Substrate preference is altered by mutations in the fifth transmembrane domain of Ptr2p,the di/tri-peptide transporter of Saccharomyces cerevisiae

The integral membrane protein Ptr2p transports di/tri-peptides into the yeast Saccharomyces cerevisiae. The sequence FYXXINXG (FYING motif) in the 5th transmembrane domain (TM5) is invariably conserved among the members of the PTR (Peptide TRansport) family ranging from yeast to human. To test the role of TM5 in Ptr2p function, Ala-scanning mutagenesis of the 22 residues comprising TM5 was completed. All mutated transporters, with the exception of the Y248A mutant, were expressed as determined by immunoblots. In peptide-dependent growth assays, ten mutants of the non-FYING residues grew as well as wild-type Ptr2p on all twelve different peptides tested.

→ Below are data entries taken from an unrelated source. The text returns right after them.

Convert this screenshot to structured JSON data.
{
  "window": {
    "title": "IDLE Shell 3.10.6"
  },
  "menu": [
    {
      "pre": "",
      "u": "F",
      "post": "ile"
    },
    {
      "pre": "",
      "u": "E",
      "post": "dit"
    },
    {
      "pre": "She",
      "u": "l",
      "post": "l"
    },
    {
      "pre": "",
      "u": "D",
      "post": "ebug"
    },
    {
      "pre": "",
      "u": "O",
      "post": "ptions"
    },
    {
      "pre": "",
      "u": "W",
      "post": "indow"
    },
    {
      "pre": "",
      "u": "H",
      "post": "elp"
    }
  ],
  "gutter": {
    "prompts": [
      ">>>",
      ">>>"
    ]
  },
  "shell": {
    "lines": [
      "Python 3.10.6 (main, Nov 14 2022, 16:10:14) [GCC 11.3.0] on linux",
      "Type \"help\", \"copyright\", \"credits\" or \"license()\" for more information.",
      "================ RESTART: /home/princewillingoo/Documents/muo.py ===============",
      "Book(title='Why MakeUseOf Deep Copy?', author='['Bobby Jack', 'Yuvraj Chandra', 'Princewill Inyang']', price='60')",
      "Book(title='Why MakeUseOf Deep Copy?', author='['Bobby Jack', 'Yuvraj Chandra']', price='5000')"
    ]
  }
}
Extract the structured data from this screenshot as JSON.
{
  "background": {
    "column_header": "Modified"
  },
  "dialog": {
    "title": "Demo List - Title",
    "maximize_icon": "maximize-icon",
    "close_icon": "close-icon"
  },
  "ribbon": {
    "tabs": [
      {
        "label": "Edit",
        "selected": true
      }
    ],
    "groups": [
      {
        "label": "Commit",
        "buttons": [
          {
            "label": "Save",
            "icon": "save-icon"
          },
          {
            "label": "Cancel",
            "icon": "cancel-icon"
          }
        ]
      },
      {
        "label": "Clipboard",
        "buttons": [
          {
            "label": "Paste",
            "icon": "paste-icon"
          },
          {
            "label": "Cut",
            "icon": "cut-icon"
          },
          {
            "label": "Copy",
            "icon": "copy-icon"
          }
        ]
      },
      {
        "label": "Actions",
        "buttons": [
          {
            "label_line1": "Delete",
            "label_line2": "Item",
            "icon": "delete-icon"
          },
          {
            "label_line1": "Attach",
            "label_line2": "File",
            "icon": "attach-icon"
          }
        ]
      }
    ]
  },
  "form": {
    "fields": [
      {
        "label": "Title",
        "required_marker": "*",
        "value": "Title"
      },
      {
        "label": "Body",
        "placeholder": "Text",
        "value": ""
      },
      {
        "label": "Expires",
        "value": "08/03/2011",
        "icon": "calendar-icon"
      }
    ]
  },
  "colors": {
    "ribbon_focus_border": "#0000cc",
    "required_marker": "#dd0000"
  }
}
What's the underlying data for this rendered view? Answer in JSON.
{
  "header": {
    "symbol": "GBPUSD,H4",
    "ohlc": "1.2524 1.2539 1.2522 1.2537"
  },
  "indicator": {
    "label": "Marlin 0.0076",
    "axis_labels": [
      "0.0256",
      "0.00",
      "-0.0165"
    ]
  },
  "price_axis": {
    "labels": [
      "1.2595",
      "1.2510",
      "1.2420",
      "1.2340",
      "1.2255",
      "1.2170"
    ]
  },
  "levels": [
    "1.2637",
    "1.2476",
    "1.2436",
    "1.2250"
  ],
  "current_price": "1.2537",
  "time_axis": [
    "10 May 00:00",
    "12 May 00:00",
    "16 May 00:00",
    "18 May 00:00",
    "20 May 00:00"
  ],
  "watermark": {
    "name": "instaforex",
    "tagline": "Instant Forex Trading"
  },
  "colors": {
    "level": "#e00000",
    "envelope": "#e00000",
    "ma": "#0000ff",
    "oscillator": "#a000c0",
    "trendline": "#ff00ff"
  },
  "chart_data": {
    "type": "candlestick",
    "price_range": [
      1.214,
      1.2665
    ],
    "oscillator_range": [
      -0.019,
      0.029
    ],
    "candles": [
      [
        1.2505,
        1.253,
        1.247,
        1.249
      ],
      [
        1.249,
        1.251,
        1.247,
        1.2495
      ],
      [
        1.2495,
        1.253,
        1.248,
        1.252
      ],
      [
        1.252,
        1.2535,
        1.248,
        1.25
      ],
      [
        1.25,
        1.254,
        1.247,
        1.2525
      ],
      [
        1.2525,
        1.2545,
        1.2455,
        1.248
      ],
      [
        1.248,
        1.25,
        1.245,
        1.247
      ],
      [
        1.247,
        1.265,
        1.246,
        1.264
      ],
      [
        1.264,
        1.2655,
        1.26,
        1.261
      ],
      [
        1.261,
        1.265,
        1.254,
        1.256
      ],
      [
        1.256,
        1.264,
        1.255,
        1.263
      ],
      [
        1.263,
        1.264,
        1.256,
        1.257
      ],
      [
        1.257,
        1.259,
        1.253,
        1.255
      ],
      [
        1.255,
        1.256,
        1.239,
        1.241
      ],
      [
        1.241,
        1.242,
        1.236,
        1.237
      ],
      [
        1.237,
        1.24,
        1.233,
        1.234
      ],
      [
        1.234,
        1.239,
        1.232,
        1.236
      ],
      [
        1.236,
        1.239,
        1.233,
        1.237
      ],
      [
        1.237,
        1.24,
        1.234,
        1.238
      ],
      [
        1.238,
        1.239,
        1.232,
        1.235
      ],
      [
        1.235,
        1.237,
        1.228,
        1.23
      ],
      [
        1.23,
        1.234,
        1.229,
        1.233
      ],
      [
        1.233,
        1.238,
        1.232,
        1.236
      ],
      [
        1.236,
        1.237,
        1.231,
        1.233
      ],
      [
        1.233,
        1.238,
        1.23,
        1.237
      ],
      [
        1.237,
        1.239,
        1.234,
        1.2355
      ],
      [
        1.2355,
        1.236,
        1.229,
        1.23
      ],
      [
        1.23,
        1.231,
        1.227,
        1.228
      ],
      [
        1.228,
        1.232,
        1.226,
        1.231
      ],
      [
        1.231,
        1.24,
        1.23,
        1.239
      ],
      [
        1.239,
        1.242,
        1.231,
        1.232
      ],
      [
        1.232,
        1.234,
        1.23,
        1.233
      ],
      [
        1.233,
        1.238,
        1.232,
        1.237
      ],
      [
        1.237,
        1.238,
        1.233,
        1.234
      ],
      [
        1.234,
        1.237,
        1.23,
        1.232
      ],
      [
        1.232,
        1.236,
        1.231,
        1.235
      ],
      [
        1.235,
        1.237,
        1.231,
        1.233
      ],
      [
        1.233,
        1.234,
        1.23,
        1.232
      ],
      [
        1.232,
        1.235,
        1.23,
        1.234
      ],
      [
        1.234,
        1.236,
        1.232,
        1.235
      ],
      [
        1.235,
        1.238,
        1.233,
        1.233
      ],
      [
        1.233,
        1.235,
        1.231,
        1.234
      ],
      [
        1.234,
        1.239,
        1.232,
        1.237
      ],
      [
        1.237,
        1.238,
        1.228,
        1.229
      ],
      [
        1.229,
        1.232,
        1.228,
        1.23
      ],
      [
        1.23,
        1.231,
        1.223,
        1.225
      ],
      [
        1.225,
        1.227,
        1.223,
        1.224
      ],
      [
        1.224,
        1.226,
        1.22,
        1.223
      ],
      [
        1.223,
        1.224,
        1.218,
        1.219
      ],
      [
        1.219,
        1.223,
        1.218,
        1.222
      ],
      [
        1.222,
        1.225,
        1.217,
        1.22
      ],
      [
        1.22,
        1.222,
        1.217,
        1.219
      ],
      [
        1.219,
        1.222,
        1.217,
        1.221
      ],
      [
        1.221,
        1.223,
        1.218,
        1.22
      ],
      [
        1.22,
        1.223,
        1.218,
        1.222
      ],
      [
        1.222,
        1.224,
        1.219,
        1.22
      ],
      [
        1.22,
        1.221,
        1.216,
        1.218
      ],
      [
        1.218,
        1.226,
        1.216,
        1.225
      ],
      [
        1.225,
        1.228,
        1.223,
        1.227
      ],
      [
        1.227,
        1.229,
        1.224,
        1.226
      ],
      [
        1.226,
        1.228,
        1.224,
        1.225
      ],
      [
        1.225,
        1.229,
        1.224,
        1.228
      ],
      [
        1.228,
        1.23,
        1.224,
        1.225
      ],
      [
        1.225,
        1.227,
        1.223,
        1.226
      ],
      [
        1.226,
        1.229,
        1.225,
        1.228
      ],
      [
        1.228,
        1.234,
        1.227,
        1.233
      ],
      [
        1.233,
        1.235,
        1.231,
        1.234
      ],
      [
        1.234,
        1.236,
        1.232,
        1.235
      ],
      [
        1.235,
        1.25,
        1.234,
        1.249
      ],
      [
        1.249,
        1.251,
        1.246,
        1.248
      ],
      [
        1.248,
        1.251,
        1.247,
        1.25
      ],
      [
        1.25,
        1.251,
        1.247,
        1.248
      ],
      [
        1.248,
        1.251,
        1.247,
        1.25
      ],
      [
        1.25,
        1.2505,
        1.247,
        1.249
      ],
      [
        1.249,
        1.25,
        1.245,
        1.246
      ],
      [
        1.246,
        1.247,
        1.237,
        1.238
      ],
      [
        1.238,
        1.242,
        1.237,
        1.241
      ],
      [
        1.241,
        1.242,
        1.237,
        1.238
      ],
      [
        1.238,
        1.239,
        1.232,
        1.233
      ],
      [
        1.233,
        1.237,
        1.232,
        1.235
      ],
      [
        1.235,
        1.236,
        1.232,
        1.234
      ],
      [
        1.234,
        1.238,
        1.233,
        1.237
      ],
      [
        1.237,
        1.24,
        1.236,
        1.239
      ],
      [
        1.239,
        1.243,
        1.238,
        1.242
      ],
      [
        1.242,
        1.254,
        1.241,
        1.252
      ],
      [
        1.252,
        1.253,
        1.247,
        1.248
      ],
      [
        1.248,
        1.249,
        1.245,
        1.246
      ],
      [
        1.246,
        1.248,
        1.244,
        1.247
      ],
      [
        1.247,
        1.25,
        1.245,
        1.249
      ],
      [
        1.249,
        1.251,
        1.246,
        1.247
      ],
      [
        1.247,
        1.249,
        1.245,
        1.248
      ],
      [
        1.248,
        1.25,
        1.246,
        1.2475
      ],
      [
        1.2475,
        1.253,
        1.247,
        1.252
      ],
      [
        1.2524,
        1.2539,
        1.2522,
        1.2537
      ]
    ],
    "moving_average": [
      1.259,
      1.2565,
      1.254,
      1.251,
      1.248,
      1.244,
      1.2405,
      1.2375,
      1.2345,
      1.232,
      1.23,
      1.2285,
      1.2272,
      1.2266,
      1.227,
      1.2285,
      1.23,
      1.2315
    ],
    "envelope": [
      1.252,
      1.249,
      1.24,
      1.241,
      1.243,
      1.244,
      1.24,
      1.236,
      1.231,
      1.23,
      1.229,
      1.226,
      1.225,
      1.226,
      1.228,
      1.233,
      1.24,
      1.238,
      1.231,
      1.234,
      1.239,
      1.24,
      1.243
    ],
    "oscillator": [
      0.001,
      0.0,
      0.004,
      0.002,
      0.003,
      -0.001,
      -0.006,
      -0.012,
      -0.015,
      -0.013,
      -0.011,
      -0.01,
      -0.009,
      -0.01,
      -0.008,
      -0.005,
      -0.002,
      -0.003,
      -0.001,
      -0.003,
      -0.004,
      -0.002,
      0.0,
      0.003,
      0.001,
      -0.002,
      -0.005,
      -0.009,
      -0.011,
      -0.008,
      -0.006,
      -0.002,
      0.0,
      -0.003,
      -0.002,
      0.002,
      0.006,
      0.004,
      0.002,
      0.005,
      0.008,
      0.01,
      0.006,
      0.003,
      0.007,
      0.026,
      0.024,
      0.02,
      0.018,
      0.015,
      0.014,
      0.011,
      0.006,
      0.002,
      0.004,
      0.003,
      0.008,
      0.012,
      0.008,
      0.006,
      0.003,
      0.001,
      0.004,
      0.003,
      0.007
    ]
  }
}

All of the FYING motif mutants, except the non-expressed Y248A, plus seven other mutants in TM5 exhibited differential growth on peptides including Leu-Leu and Met-Met-Met indicating that these mutations conferred substrate preference. In assays measuring direct uptake of the radioactive peptides ³H-Leu-Leu or ¹⁴C-Met-Met-Met, the F, I and G mutants of the FYING motif did not demonstrate accumulation of these peptides over a ten minute interval. The mutation N252A of the FYING motif, along with L240A, M250A, and L258A, exhibited differential substrate preference for Met-Met-Met over Leu-Leu. Other mutations (T239A, Q241A, N242A, M245A, and A260) resulted in preference for Leu-Leu over Met-Met-Met. These data demonstrate that TM5, in particular its conserved FYING motif, is involved in substrate preference of Ptr2p.